Until next time, keep your sticks on the ice!


Brian Wagner said...

I have been to almost every home game in Connor McDavid's OHL career. And I do believe the OHL has some responsibility for McDavid's injury.

I hope this doesn't make me sound like too much of a homer, but the league protects some players and teams more than others. If Connor McDavid played for London, for example, just across Lake Erie, he'd have the league's full protection. Looking at him sideways would get you a minor, and his own teammates would be more free to jump in (not to fight, but to shove and jostle) to protect him.

Officiating in the second half of last year taught the Otters that physical play was to be discouraged. The team, therefore, never developed the instinct to protect McDavid (or their 5'6" 16 year old leading goal scorer, Alex DeBrincat). This is not to imply that McDavid bears no responsibility in his own injury. He does. But so does his team and the league.

Teebz said...

Great comment, Brian. However, in this case - and only this case - McDavid started the fight. The OHL had nothing to do with the slash, the gloves in Cianfrone's face, or the number of punches McDavid threw.

You're absolutely right in that there are some differences with regards to teams - Philly and Boston play more physical than other NHL teams.

If you're right about the OHL treating Erie differently - and I have no reason not to believe you - then they do bear some blame overall.
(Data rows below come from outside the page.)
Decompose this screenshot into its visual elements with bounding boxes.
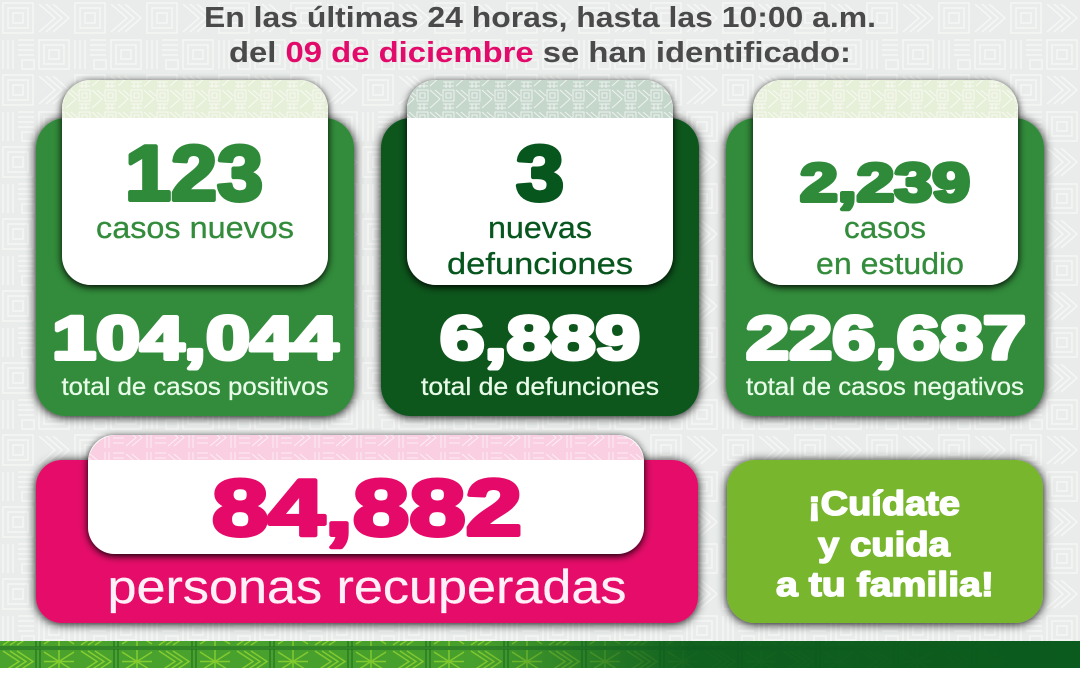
panel: mensaje (727, 460, 1043, 623)
number: total positivos: 104,044 (52, 304, 338, 372)
number: nuevas defunciones: 3 (516, 129, 564, 217)
title: del 09 de diciembre se han identificado: (229, 37, 851, 69)
label: casos nuevos: casos nuevos (96, 210, 294, 245)
label: recuperadas: personas recuperadas (108, 560, 626, 613)
label: casos en estudio: en estudio (816, 246, 964, 281)
message text: y cuida (818, 526, 951, 564)
label: casos en estudio: casos (844, 210, 926, 245)
footer band (0, 641, 1080, 668)
label: nuevas defunciones: nuevas (488, 210, 592, 245)
message text: a tu familia! (776, 566, 994, 604)
panel: personas recuperadas (36, 435, 698, 623)
title (204, 2, 876, 69)
decorative tab (753, 80, 1018, 118)
decorative tab (62, 80, 328, 118)
label: nuevas defunciones (447, 210, 633, 281)
number: total negativos: 226,687 (746, 304, 1026, 372)
panel: casos negativos (726, 80, 1044, 416)
label: nuevas defunciones: defunciones (447, 246, 633, 281)
label: total positivos: total de casos positivos (62, 373, 328, 401)
label: casos en estudio (816, 210, 964, 281)
number: casos en estudio: 2,239 (800, 153, 970, 213)
number: total defunciones: 6,889 (440, 304, 640, 372)
label: total negativos: total de casos negativos (746, 373, 1024, 401)
number: casos nuevos: 123 (125, 129, 263, 217)
panel: casos positivos (36, 80, 354, 416)
label: total defunciones: total de defunciones (421, 373, 659, 401)
decorative tab (88, 435, 644, 460)
message text: ¡Cuídate (808, 485, 960, 523)
message text (776, 485, 994, 604)
title: En las últimas 24 horas, hasta las 10:00 a.m. (204, 2, 876, 34)
number: recuperadas: 84,882 (212, 463, 522, 552)
panel: defunciones (381, 80, 699, 416)
decorative tab (407, 80, 673, 118)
But for McDavid's injury last night? No way. McDavid started that fight with his own choices after Cianfrone simply finished his check.

Teebz said...

Oh, and for Cox to use it as a crutch to shame the OHL is pretty cowardly.

Brian Wagner said...

Agreed. Last night's decision falls on McDavid. And the rhetoric being used across many media outlets using this case to emphasize the case to "get fighting out of hockey" is embarrassing.
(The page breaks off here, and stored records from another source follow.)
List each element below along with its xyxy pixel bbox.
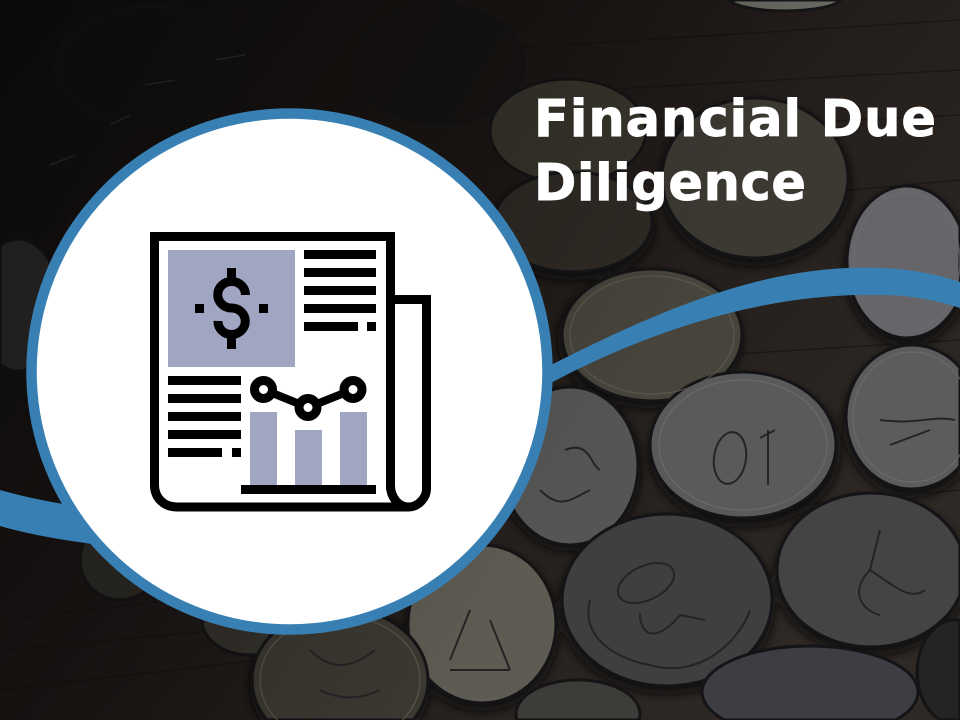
bar chart with trend line	[241, 380, 376, 494]
decorative ribbon: left segment	[0, 490, 100, 545]
decorative ribbon: right segment	[545, 268, 960, 386]
white circle with blue ring	[32, 114, 548, 630]
newspaper outline	[154, 236, 426, 507]
icon: financial newspaper	[154, 236, 426, 507]
dollar panel	[168, 250, 295, 367]
text lines: lower left	[168, 376, 241, 457]
title: Financial Due	[534, 90, 936, 149]
text lines: top right	[304, 250, 376, 331]
icon: dollar sign	[195, 268, 268, 349]
title second line: Diligence	[534, 154, 806, 213]
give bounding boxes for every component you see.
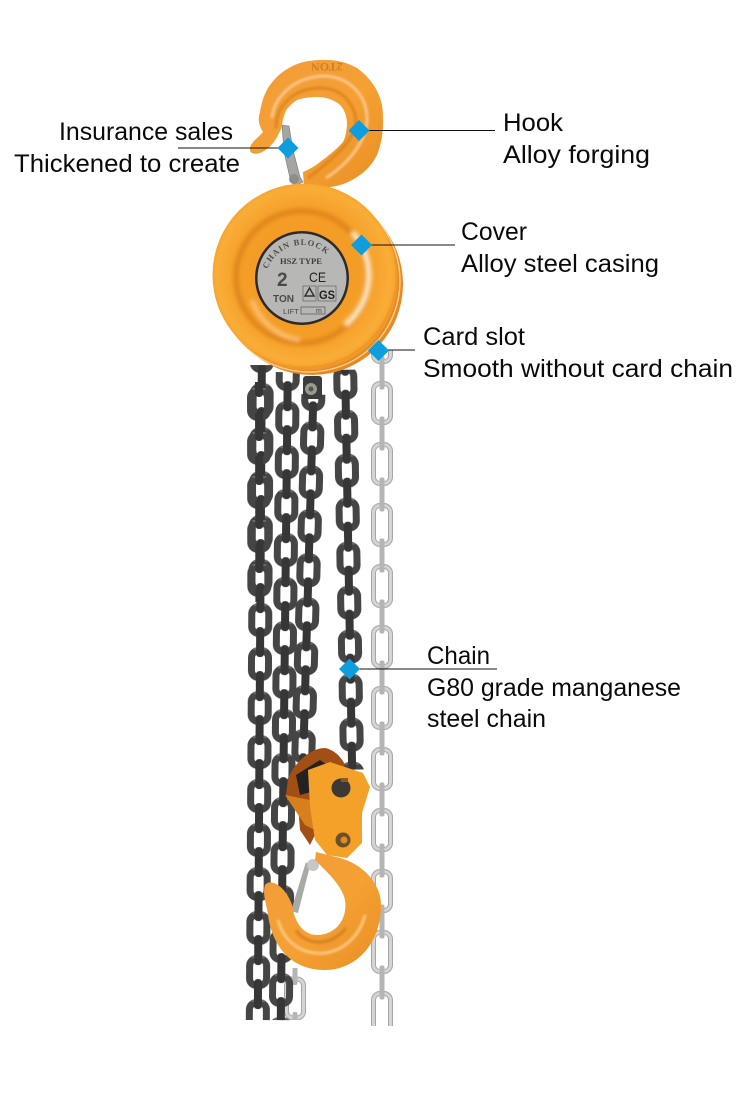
callout: Chain: steel chain — [427, 705, 546, 733]
callout: Chain: G80 grade manganese — [427, 674, 681, 702]
callout: Card slot: Card slot — [423, 323, 525, 351]
nameplate: CHAIN BLOCK: CHAIN BLOCK — [263, 239, 330, 268]
callout: Card slot — [368, 323, 733, 383]
block rear casing — [216, 188, 403, 375]
axle bolt — [332, 778, 350, 798]
bottom hook highlight — [278, 915, 365, 953]
block cover — [212, 184, 396, 366]
nameplate: LIFT: m — [316, 308, 322, 315]
nameplate: GS mark: GS — [319, 288, 335, 302]
callout: Hook — [348, 109, 650, 169]
callout: Hook: Alloy forging — [503, 141, 650, 169]
callout: Chain: Chain — [427, 642, 490, 670]
callout: Insurance sales: Thickened to create — [14, 150, 240, 178]
marker: chain diamond — [339, 658, 360, 680]
hook latch — [282, 125, 303, 186]
lower nut — [336, 832, 350, 848]
nameplate: CE: CE — [309, 269, 326, 285]
bottom hook — [264, 852, 381, 970]
callout: Hook: Hook — [503, 109, 564, 137]
load chain far left, overlapping strand — [244, 382, 274, 602]
callout: Cover: Cover — [461, 218, 527, 246]
hook forged mark: 2TON — [311, 60, 343, 74]
top hook — [250, 60, 383, 187]
load chain third — [288, 394, 328, 771]
nameplate: 2: 2 — [277, 270, 288, 291]
callout: Cover: Alloy steel casing — [461, 250, 659, 278]
nameplate: triangle mark — [303, 286, 316, 301]
chain anchor bolt — [303, 376, 322, 399]
grey chain end at bottom — [281, 968, 309, 1020]
marker: hook diamond — [348, 120, 370, 141]
load chain fourth — [330, 369, 367, 770]
marker: cover diamond — [351, 234, 372, 256]
bottom hook shadow — [296, 928, 346, 942]
nameplate: TON: TON — [273, 294, 294, 305]
nameplate: HSZ TYPE: HSZ TYPE — [280, 256, 322, 266]
marker: latch diamond — [278, 138, 298, 158]
cover highlight lower left — [252, 300, 300, 340]
hand chain (light grey) — [368, 350, 396, 1026]
nameplate — [255, 231, 349, 325]
sheave behind plate — [286, 748, 345, 845]
lower hook block — [285, 748, 370, 858]
hook highlight — [272, 76, 367, 178]
nameplate: LIFT: LIFT — [283, 307, 299, 316]
load chain second — [266, 372, 303, 1020]
callout: Chain — [339, 642, 681, 733]
callout: Insurance sales — [14, 118, 298, 178]
hook body — [250, 60, 383, 187]
cover recess shadow — [236, 211, 368, 343]
bottom hook body — [264, 852, 381, 970]
callout: Cover — [351, 218, 659, 278]
hook shadow — [276, 88, 356, 178]
cover highlight — [345, 232, 369, 325]
callout: Card slot: Smooth without card chain — [423, 355, 733, 383]
bottom hook latch — [291, 859, 319, 913]
callout: Insurance sales: Insurance sales — [59, 118, 233, 146]
side plate — [308, 762, 370, 858]
marker: card slot diamond — [368, 340, 389, 361]
load chain far left — [243, 365, 277, 1020]
nameplate: LIFT — [283, 307, 325, 316]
It's so unbelievably easy to forget that stars are being made at a ridiculously young age. Then, culturally, we act surprised when a 17 year old makes a less than perfect decision. The common refrain right now is "McD should know better! Why is he fighting?!" Um...he's a kid. Why didn't he clean his room? Why did he only do half of his homework?

I guarantee he skated off the ice last night thinking some variation of "Damn, that was dumb." But I still feel the domino effect played a role... his team is not conditioned to get him out of bad situations. An organic, flow-of-the-game fight flared up and the Otters weren't ready to grab Cianfrone or McDavid to pull him away.

If there's an upside, this might have just made a few of the more casual fans learn McDavid's name half a season early. The headlines are everywhere and his return will be eagerly anticipated.